La Gwadloup se tan nou, la Gwadloup se pas ta yo [1]. Ce slogan, porteur des manifestations lors de la grève générale de janvier - février 2009 en Guadeloupe, a atterri dans l’oreille d’un sourd.
Mercredi 7 octobre, Nicolas Sarkozy recevait des représentants de Martinique et de Guyane, pour évaluer l’opportunité d’un référendum sur une autonomie partielle de ces deux régions d’Outre-Mer. Après discussions, le chef de l’Etat a tranché mercredi en fin d’après-midi : le référendum aura lieu, le 17 janvier 2010. Une décision bienvenue pour Marie-Luce Penchard, la nouvelle secrétaire d’Etat à l’Outre Mer, accueillie sans enthousiasme aux Antilles, en juin dernier. Et que son prédécesseur, Yves Jégo, aurait certainement aimé voir venir plus tôt.

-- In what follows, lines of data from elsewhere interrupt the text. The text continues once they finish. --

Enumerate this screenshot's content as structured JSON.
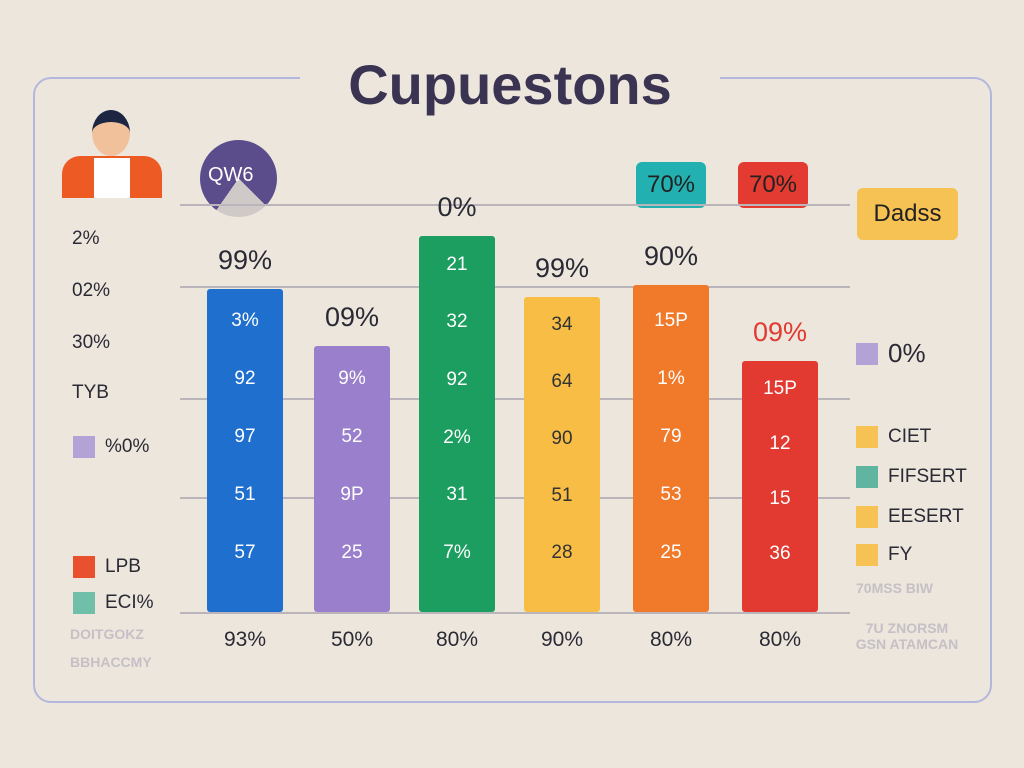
{
  "chart_data": {
    "type": "bar",
    "title": "Cupuestons",
    "categories": [
      "Blue",
      "Purple",
      "Green",
      "Yellow",
      "Orange",
      "Red"
    ],
    "values": [
      85,
      70,
      99,
      83,
      86,
      66
    ],
    "ylim": [
      0,
      100
    ],
    "colors": [
      "#1f6fce",
      "#9a7fcc",
      "#1d9e61",
      "#f7bd45",
      "#f07a2a",
      "#e23a31"
    ],
    "top_labels": [
      "99%",
      "09%",
      "0%",
      "99%",
      "90%",
      "09%"
    ],
    "bottom_labels": [
      "93%",
      "50%",
      "80%",
      "90%",
      "80%",
      "80%"
    ],
    "inner_labels": [
      [
        "3%",
        "92",
        "97",
        "51",
        "57"
      ],
      [
        "9%",
        "52",
        "9P",
        "25"
      ],
      [
        "21",
        "32",
        "92",
        "2%",
        "31",
        "7%"
      ],
      [
        "34",
        "64",
        "90",
        "51",
        "28"
      ],
      [
        "15P",
        "1%",
        "79",
        "53",
        "25"
      ],
      [
        "15P",
        "12",
        "15",
        "36"
      ]
    ],
    "grid": true
  },
  "header": {
    "pie_label": "QW6",
    "badge_teal": "70%",
    "badge_red": "70%",
    "badge_yellow": "Dadss"
  },
  "left": {
    "labels": [
      "2%",
      "02%",
      "30%",
      "TYB"
    ],
    "legend_pct": "%0%",
    "legend": [
      "LPB",
      "ECI%"
    ],
    "faint": [
      "DOITGOKZ",
      "BBHACCMY"
    ]
  },
  "right": {
    "legend_pct": "0%",
    "legend": [
      "CIET",
      "FIFSERT",
      "EESERT",
      "FY"
    ],
    "faint": [
      "70MSS BIW",
      "7U ZNORSM GSN ATAMCAN"
    ]
  }
}
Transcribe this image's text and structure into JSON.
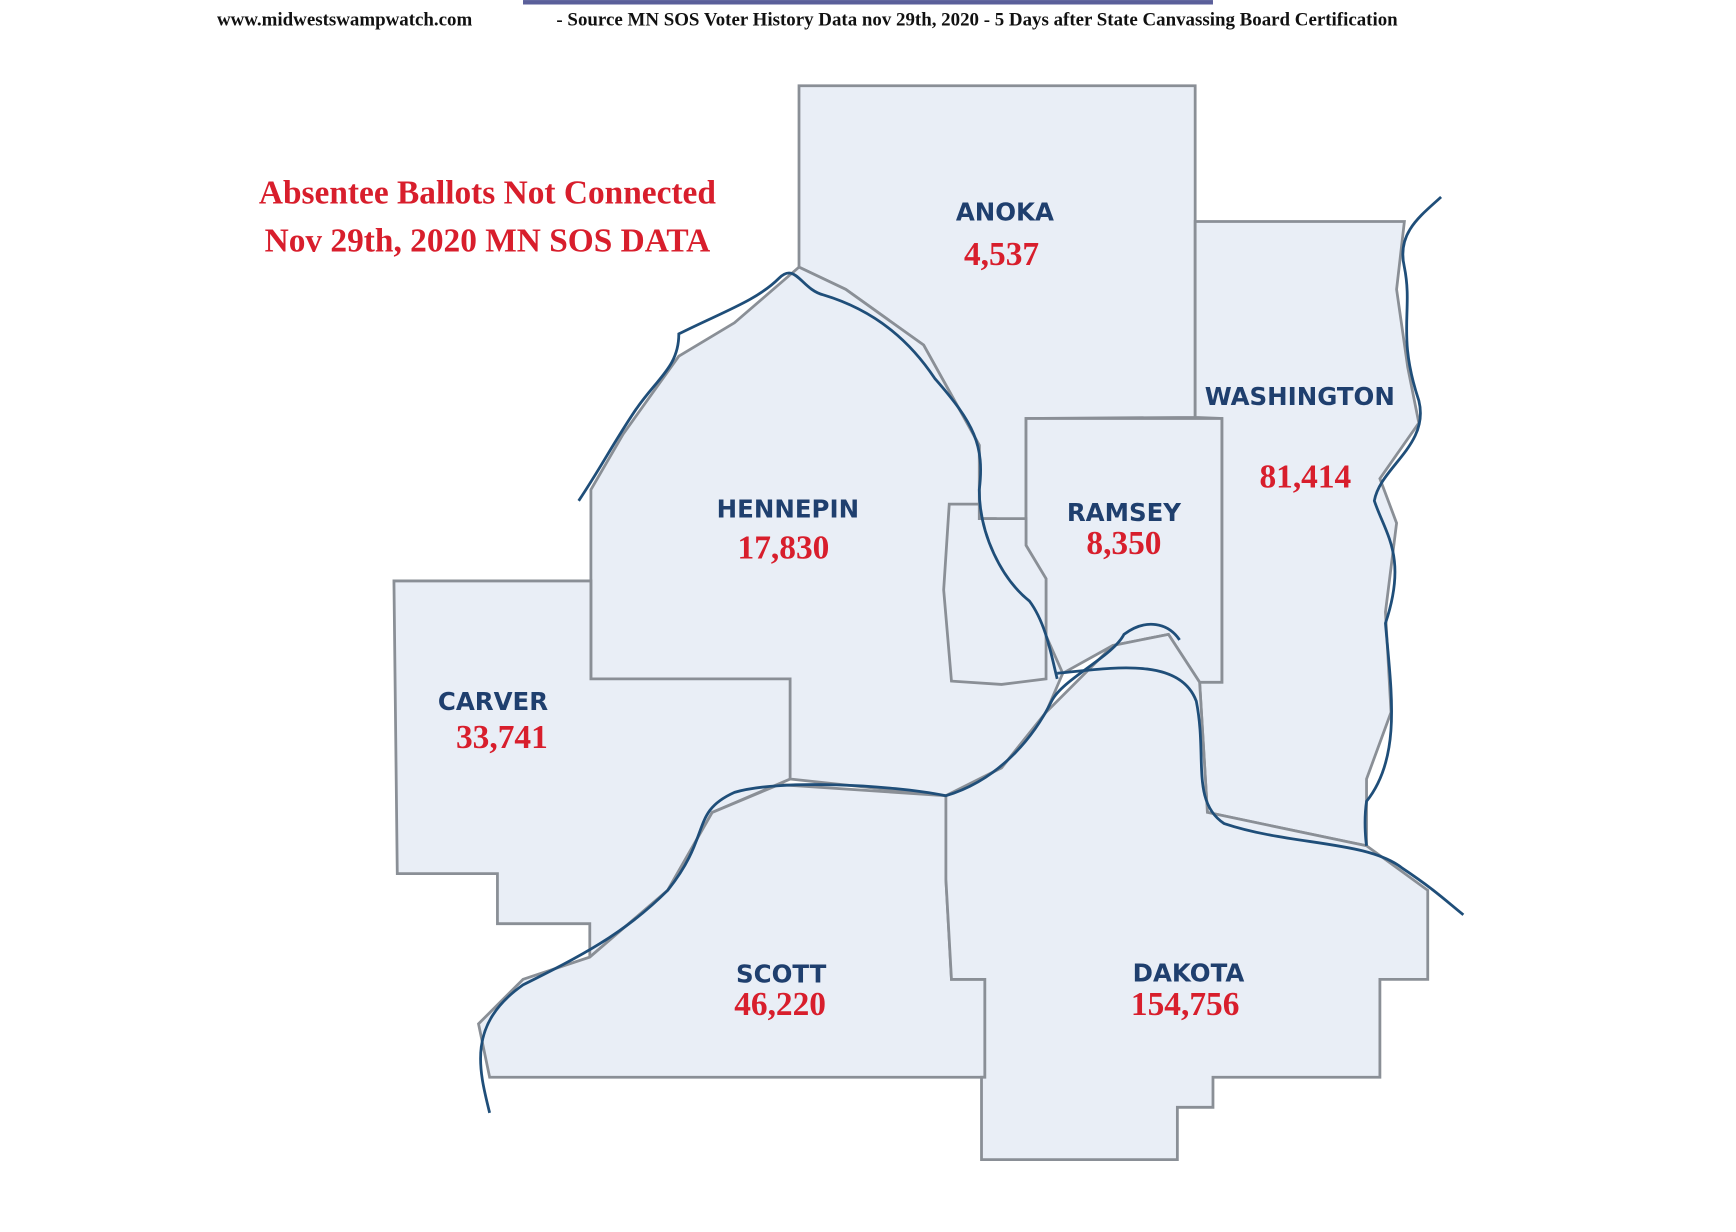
{
  "header": {
    "site": "www.midwestswampwatch.com",
    "source": "- Source MN SOS Voter History Data nov 29th, 2020 - 5 Days after State Canvassing Board Certification"
  },
  "title": {
    "line1": "Absentee Ballots Not Connected",
    "line2": "Nov 29th, 2020 MN SOS DATA"
  },
  "counties": [
    {
      "name": "ANOKA",
      "value": "4,537"
    },
    {
      "name": "WASHINGTON",
      "value": "81,414"
    },
    {
      "name": "RAMSEY",
      "value": "8,350"
    },
    {
      "name": "HENNEPIN",
      "value": "17,830"
    },
    {
      "name": "CARVER",
      "value": "33,741"
    },
    {
      "name": "SCOTT",
      "value": "46,220"
    },
    {
      "name": "DAKOTA",
      "value": "154,756"
    }
  ]
}
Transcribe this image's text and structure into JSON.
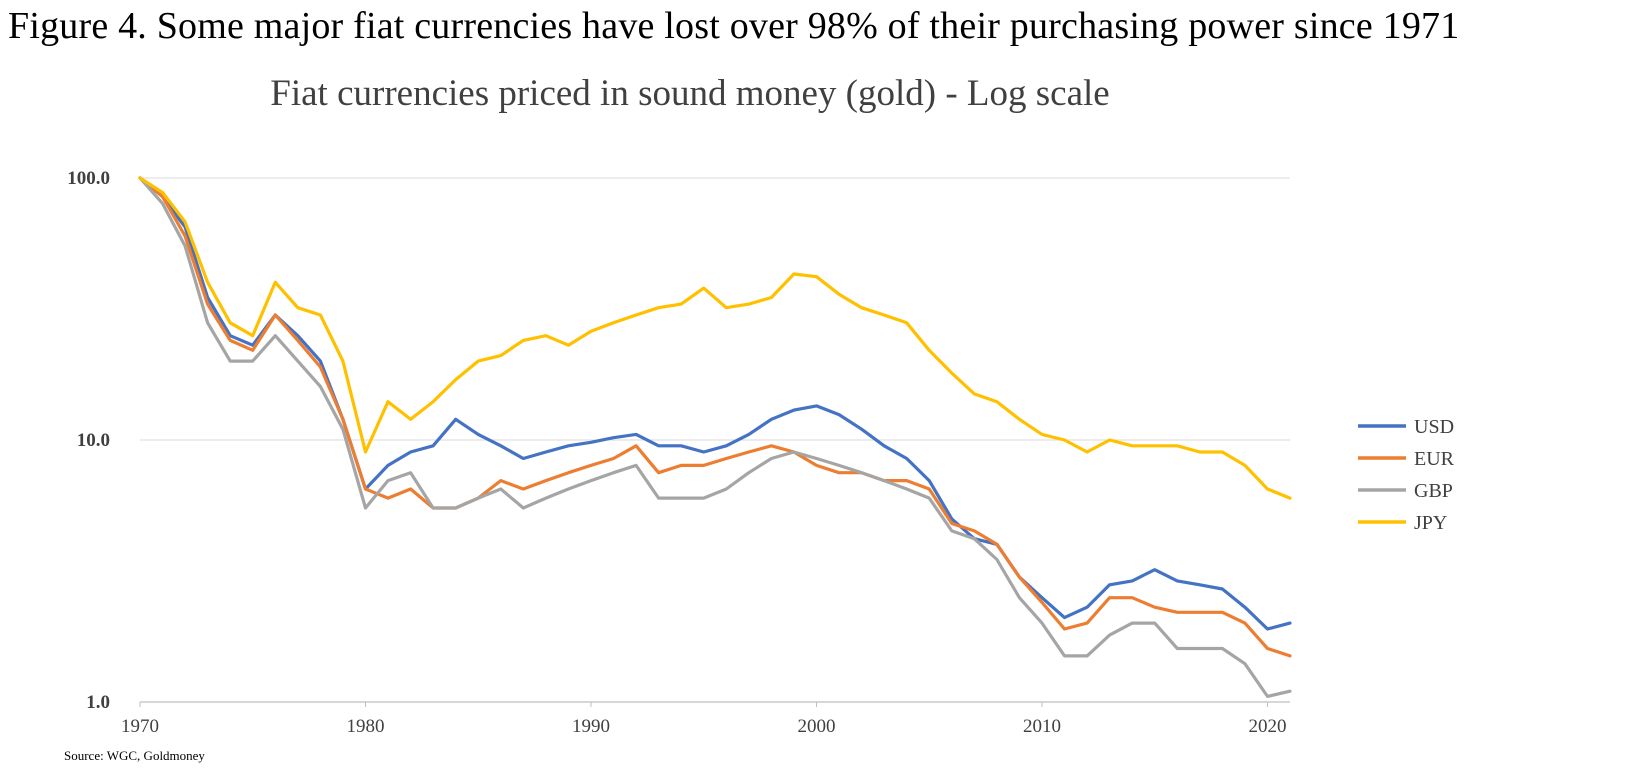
{
  "figure_title": "Figure 4. Some major fiat currencies have lost over 98% of their purchasing power since 1971",
  "source": "Source: WGC, Goldmoney",
  "chart_data": {
    "type": "line",
    "title": "Fiat currencies priced in sound money (gold) - Log scale",
    "xlabel": "",
    "ylabel": "",
    "y_scale": "log",
    "ylim": [
      1.0,
      100.0
    ],
    "xlim": [
      1970,
      2021
    ],
    "x_ticks": [
      "1970",
      "1980",
      "1990",
      "2000",
      "2010",
      "2020"
    ],
    "y_ticks": [
      "1.0",
      "10.0",
      "100.0"
    ],
    "grid": "horizontal",
    "legend": "right",
    "x": [
      1970,
      1971,
      1972,
      1973,
      1974,
      1975,
      1976,
      1977,
      1978,
      1979,
      1980,
      1981,
      1982,
      1983,
      1984,
      1985,
      1986,
      1987,
      1988,
      1989,
      1990,
      1991,
      1992,
      1993,
      1994,
      1995,
      1996,
      1997,
      1998,
      1999,
      2000,
      2001,
      2002,
      2003,
      2004,
      2005,
      2006,
      2007,
      2008,
      2009,
      2010,
      2011,
      2012,
      2013,
      2014,
      2015,
      2016,
      2017,
      2018,
      2019,
      2020,
      2021
    ],
    "series": [
      {
        "name": "USD",
        "color": "#4472C4",
        "values": [
          100,
          85,
          65,
          35,
          25,
          23,
          30,
          25,
          20,
          12,
          6.5,
          8.0,
          9.0,
          9.5,
          12.0,
          10.5,
          9.5,
          8.5,
          9.0,
          9.5,
          9.8,
          10.2,
          10.5,
          9.5,
          9.5,
          9.0,
          9.5,
          10.5,
          12.0,
          13.0,
          13.5,
          12.5,
          11.0,
          9.5,
          8.5,
          7.0,
          5.0,
          4.2,
          4.0,
          3.0,
          2.5,
          2.1,
          2.3,
          2.8,
          2.9,
          3.2,
          2.9,
          2.8,
          2.7,
          2.3,
          1.9,
          2.0
        ]
      },
      {
        "name": "EUR",
        "color": "#ED7D31",
        "values": [
          100,
          85,
          60,
          33,
          24,
          22,
          30,
          24,
          19,
          12,
          6.5,
          6.0,
          6.5,
          5.5,
          5.5,
          6.0,
          7.0,
          6.5,
          7.0,
          7.5,
          8.0,
          8.5,
          9.5,
          7.5,
          8.0,
          8.0,
          8.5,
          9.0,
          9.5,
          9.0,
          8.0,
          7.5,
          7.5,
          7.0,
          7.0,
          6.5,
          4.8,
          4.5,
          4.0,
          3.0,
          2.4,
          1.9,
          2.0,
          2.5,
          2.5,
          2.3,
          2.2,
          2.2,
          2.2,
          2.0,
          1.6,
          1.5
        ]
      },
      {
        "name": "GBP",
        "color": "#A5A5A5",
        "values": [
          100,
          80,
          55,
          28,
          20,
          20,
          25,
          20,
          16,
          11,
          5.5,
          7.0,
          7.5,
          5.5,
          5.5,
          6.0,
          6.5,
          5.5,
          6.0,
          6.5,
          7.0,
          7.5,
          8.0,
          6.0,
          6.0,
          6.0,
          6.5,
          7.5,
          8.5,
          9.0,
          8.5,
          8.0,
          7.5,
          7.0,
          6.5,
          6.0,
          4.5,
          4.2,
          3.5,
          2.5,
          2.0,
          1.5,
          1.5,
          1.8,
          2.0,
          2.0,
          1.6,
          1.6,
          1.6,
          1.4,
          1.05,
          1.1
        ]
      },
      {
        "name": "JPY",
        "color": "#FFC000",
        "values": [
          100,
          88,
          68,
          40,
          28,
          25,
          40,
          32,
          30,
          20,
          9.0,
          14.0,
          12.0,
          14.0,
          17.0,
          20.0,
          21.0,
          24.0,
          25.0,
          23.0,
          26.0,
          28.0,
          30.0,
          32.0,
          33.0,
          38.0,
          32.0,
          33.0,
          35.0,
          43.0,
          42.0,
          36.0,
          32.0,
          30.0,
          28.0,
          22.0,
          18.0,
          15.0,
          14.0,
          12.0,
          10.5,
          10.0,
          9.0,
          10.0,
          9.5,
          9.5,
          9.5,
          9.0,
          9.0,
          8.0,
          6.5,
          6.0
        ]
      }
    ]
  }
}
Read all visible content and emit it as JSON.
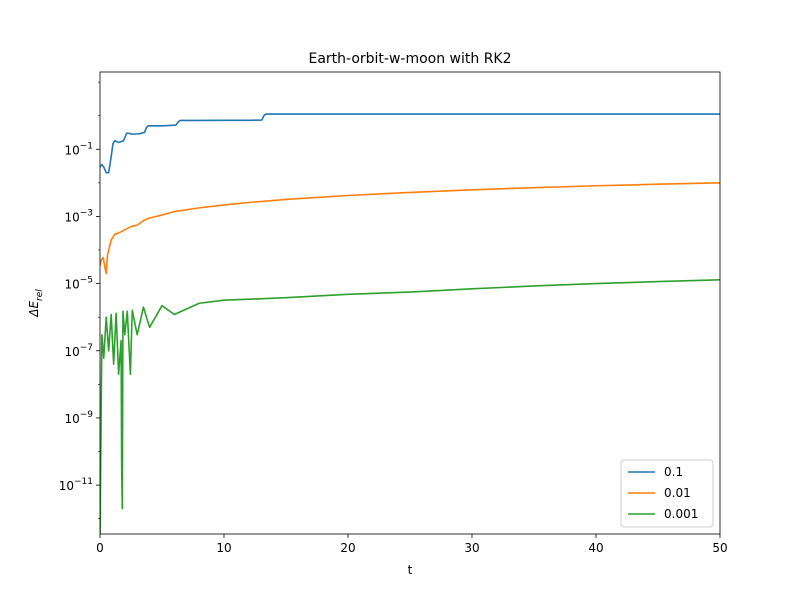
{
  "chart_data": {
    "type": "line",
    "title": "Earth-orbit-w-moon with RK2",
    "xlabel": "t",
    "ylabel": "ΔE_rel",
    "xlim": [
      0,
      50
    ],
    "ylim": [
      3.5e-13,
      20
    ],
    "yscale": "log",
    "grid": false,
    "legend_position": "lower-right",
    "xticks": [
      0,
      10,
      20,
      30,
      40,
      50
    ],
    "yticks": [
      {
        "value": 1e-11,
        "base": "10",
        "exp": "−11"
      },
      {
        "value": 1e-09,
        "base": "10",
        "exp": "−9"
      },
      {
        "value": 1e-07,
        "base": "10",
        "exp": "−7"
      },
      {
        "value": 1e-05,
        "base": "10",
        "exp": "−5"
      },
      {
        "value": 0.001,
        "base": "10",
        "exp": "−3"
      },
      {
        "value": 0.1,
        "base": "10",
        "exp": "−1"
      }
    ],
    "series": [
      {
        "name": "0.1",
        "color": "#1f77b4",
        "x": [
          0,
          0.15,
          0.3,
          0.5,
          0.7,
          0.9,
          1.05,
          1.2,
          1.5,
          1.9,
          2.15,
          2.3,
          2.6,
          3.2,
          3.6,
          3.75,
          3.9,
          5,
          6.1,
          6.3,
          6.45,
          8,
          10,
          12,
          13.05,
          13.25,
          13.4,
          20,
          30,
          40,
          50
        ],
        "y": [
          0.03,
          0.035,
          0.03,
          0.02,
          0.02,
          0.06,
          0.15,
          0.18,
          0.16,
          0.18,
          0.3,
          0.3,
          0.28,
          0.29,
          0.32,
          0.45,
          0.5,
          0.5,
          0.52,
          0.65,
          0.72,
          0.72,
          0.73,
          0.73,
          0.74,
          1.05,
          1.12,
          1.12,
          1.12,
          1.12,
          1.12
        ]
      },
      {
        "name": "0.01",
        "color": "#ff7f0e",
        "x": [
          0,
          0.1,
          0.25,
          0.4,
          0.5,
          0.6,
          0.9,
          1.2,
          1.5,
          2,
          2.5,
          3,
          3.5,
          4,
          5,
          6,
          8,
          10,
          12,
          15,
          20,
          25,
          30,
          35,
          40,
          45,
          50
        ],
        "y": [
          3.5e-05,
          5e-05,
          6e-05,
          3e-05,
          2e-05,
          7e-05,
          0.0002,
          0.0003,
          0.00032,
          0.0004,
          0.0005,
          0.00055,
          0.00075,
          0.0009,
          0.0011,
          0.0014,
          0.0018,
          0.0022,
          0.0026,
          0.0032,
          0.0042,
          0.0052,
          0.0062,
          0.0072,
          0.0082,
          0.0091,
          0.01
        ]
      },
      {
        "name": "0.001",
        "color": "#2ca02c",
        "x": [
          0,
          0.15,
          0.3,
          0.5,
          0.7,
          0.9,
          1.1,
          1.3,
          1.5,
          1.7,
          1.75,
          1.8,
          1.85,
          2.0,
          2.2,
          2.45,
          2.6,
          3.0,
          3.5,
          4.0,
          5.0,
          6.0,
          8.0,
          10,
          15,
          20,
          25,
          30,
          35,
          40,
          45,
          50
        ],
        "y": [
          2.2e-13,
          3e-07,
          6e-08,
          1e-06,
          1e-07,
          1.2e-06,
          4e-08,
          1.3e-06,
          2e-08,
          2e-07,
          2.5e-11,
          2e-12,
          1.5e-06,
          3e-07,
          1.5e-06,
          2e-08,
          1.6e-06,
          3e-07,
          2e-06,
          5e-07,
          2.2e-06,
          1.2e-06,
          2.6e-06,
          3.2e-06,
          3.8e-06,
          4.8e-06,
          5.6e-06,
          7e-06,
          8.5e-06,
          1e-05,
          1.15e-05,
          1.3e-05
        ]
      }
    ]
  }
}
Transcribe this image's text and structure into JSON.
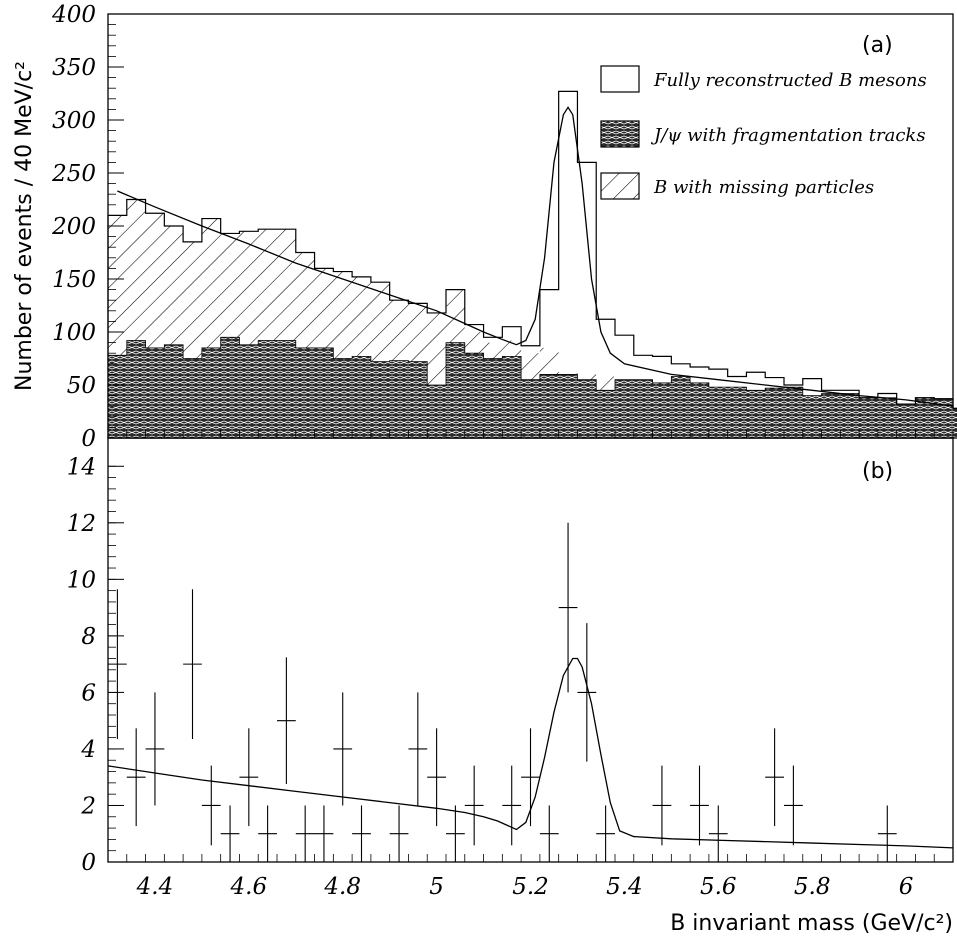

Etrangement, aucun représentant de Guadeloupe n’a été reçu par L’Elysée. Les élus de Guadeloupe avaient bien demandé, en juin, à Nicolas Sarkozy, un « moratoire de dix-huit mois avant d’éventuelles consultations sur des évolutions statutaires », histoire que les prochaines élections régionales se préparent dans le calme. Mais faire de Gwada une région plus autonome fait partie des revendications des Etats Généraux de l’Outre Mer – qui viennent de se clore. Surtout, Marie-Luce Penchard, en déplacement aux Antilles à partir de jeudi 8 octobre, n’a pas encore demandé à rencontrer le Président du Conseil régional, Victorin Lurel ou même son entourage. Est-ce un signe que le gouvernement cherche à exclure ou pire, punir la Guadeloupe, la plus déterminée des trois îles à combattre la « Pwofitasyon » [2] ?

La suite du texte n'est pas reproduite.